George Washington Papers

To George Washington from Brigadier General Samuel Holden Parsons, 11 November 1779

From Brigadier General Samuel Holden Parsons

Peekskill [N.Y.] 11th Novr 1779

Dear General

Lieut. Colonel Gray waits upon your Excellency for your Directions concerning a Quantity of Goods in his Hands, seis’d last Winter from One Scudder who had Plunderd them from the Inhabitants of Long Island, the particulars of which you was made acquainted with and approv’d of Col. Gray’s Conduct in the Affair. agreable to your Directions the Admiralty Court in Connecticutt tried the Justice of the Capture upon a Libel fil’d by Scudder, on which Trial Col. Gray appeard & defended, but claimd no Interest to himself but insisted on his Right as Commanding Officer of the Post, where the plunderd Goods were brought, to seise & hold the same, subject to the Order of your Excellency or some Adjudication in favor of the public, and that Scudder having violated every Right of Society in the Capture could not have the property condemnd to him. this brought into Consideration the legality of Scudder’s taking; and the Question before the Court became, only, whither the Inhabitants within that Part of the Country posses’d by the Enemy were Subject to indiscreminate Plunder, according to the Rules of civiliz’d Nations, in Time of War: the Court on a full hearing decided in favor of the Plunderer; on which I directed Col. Gray to appeal the Cause to Congress: the Judgment in my Opinion was so replete with every evil & most scandalous Consequences, that I ought not to suffer the Cause to rest without a Decision of Congress on the Point.

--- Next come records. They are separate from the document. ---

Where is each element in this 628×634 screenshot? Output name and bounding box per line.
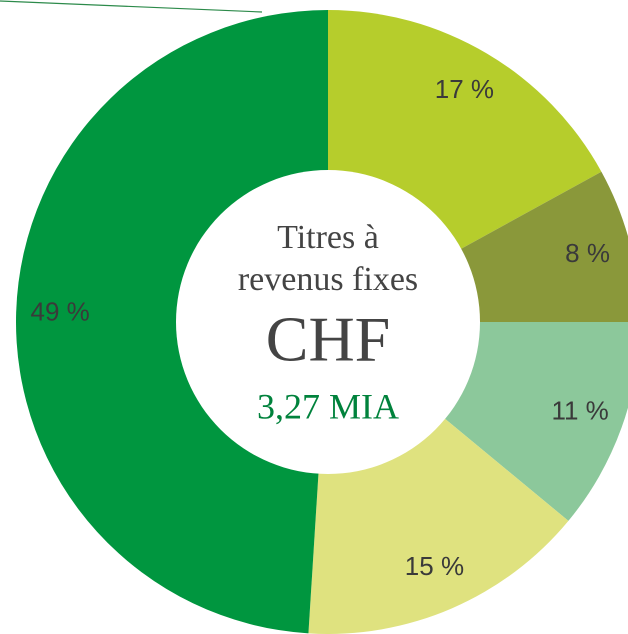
decor-line bbox=[0, 0, 263, 13]
donut-hole bbox=[176, 170, 480, 474]
currency: CHF bbox=[266, 304, 391, 375]
center-title: Titres à bbox=[277, 219, 379, 256]
value-label: 11 % bbox=[551, 396, 608, 426]
total: 3,27 MIA bbox=[257, 386, 399, 426]
value-label: 17 % bbox=[435, 74, 494, 104]
center-title: revenus fixes bbox=[238, 261, 418, 298]
value-label: 8 % bbox=[565, 238, 610, 268]
value-label: 49 % bbox=[30, 296, 89, 326]
value-label: 15 % bbox=[405, 551, 464, 581]
slice bbox=[16, 10, 329, 634]
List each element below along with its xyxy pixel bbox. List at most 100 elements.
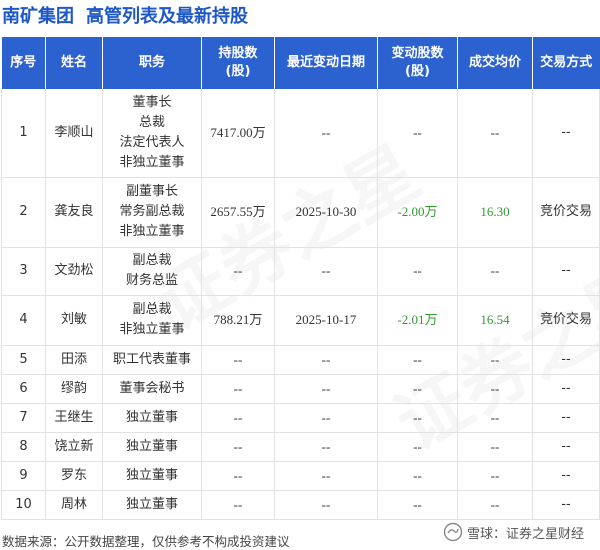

The Case has rested with Congress from last May to this Time and Nothing is done;1 I would therefore beg your Excellency to direct Col. Gray to go to Philadelphia & prosecute the Appeal, in such Manner that the Expence of his Journey & Attendance may be borne by the public: As the Trial on his part is not for his own Benefit, and as he don’t claim a single farthing of the Goods, I conceive it will not be just he should prosecute the Affair at his own Expences. but if that cannot be done, I beg your Excellency’s Permission for him to go at his own Expences, in which Case if he succeeds he will expect to appropriate the Goods to his own Use; it appears necessary he should go soon; because the Goods are on spoil & Expence: and if General Silliman should be exchangd2 the Bonds given ⟨mutilated⟩ Appeal will be immediate⟨ly mutilated⟩ Suit. I am yo⟨ur Excelle⟩ncy’s Obedt Servt

Sam⟨l H.⟩ Parsons


1A Continental court of appeals overturned the Connecticut admiralty court ruling on 13 Dec. 1780 (see Bourguignon, First Federal Court, description begins Henry J. Bourguignon. The First Federal Court: The Federal Appellate Prize Court of the American Revolution, 1775–1787. Philadelphia, 1977. In Memoirs of the American Philosophical Society, vol. 122. description ends 261–62). For earlier proceedings in the admiralty case that Lt. Col. Ebenezer Gray had pressed against New York privateer captain William Smith Scudder for improper plundering, see George Clinton to GW, February 1779, and the source note to that document; see also GW to Israel Putnam, 10 Feb. and 9 and 21 March. GW had avoided entanglement in this case.

2Brig. Gen. Gold Selleck Silliman of the Connecticut militia would not be exchanged until October 1780.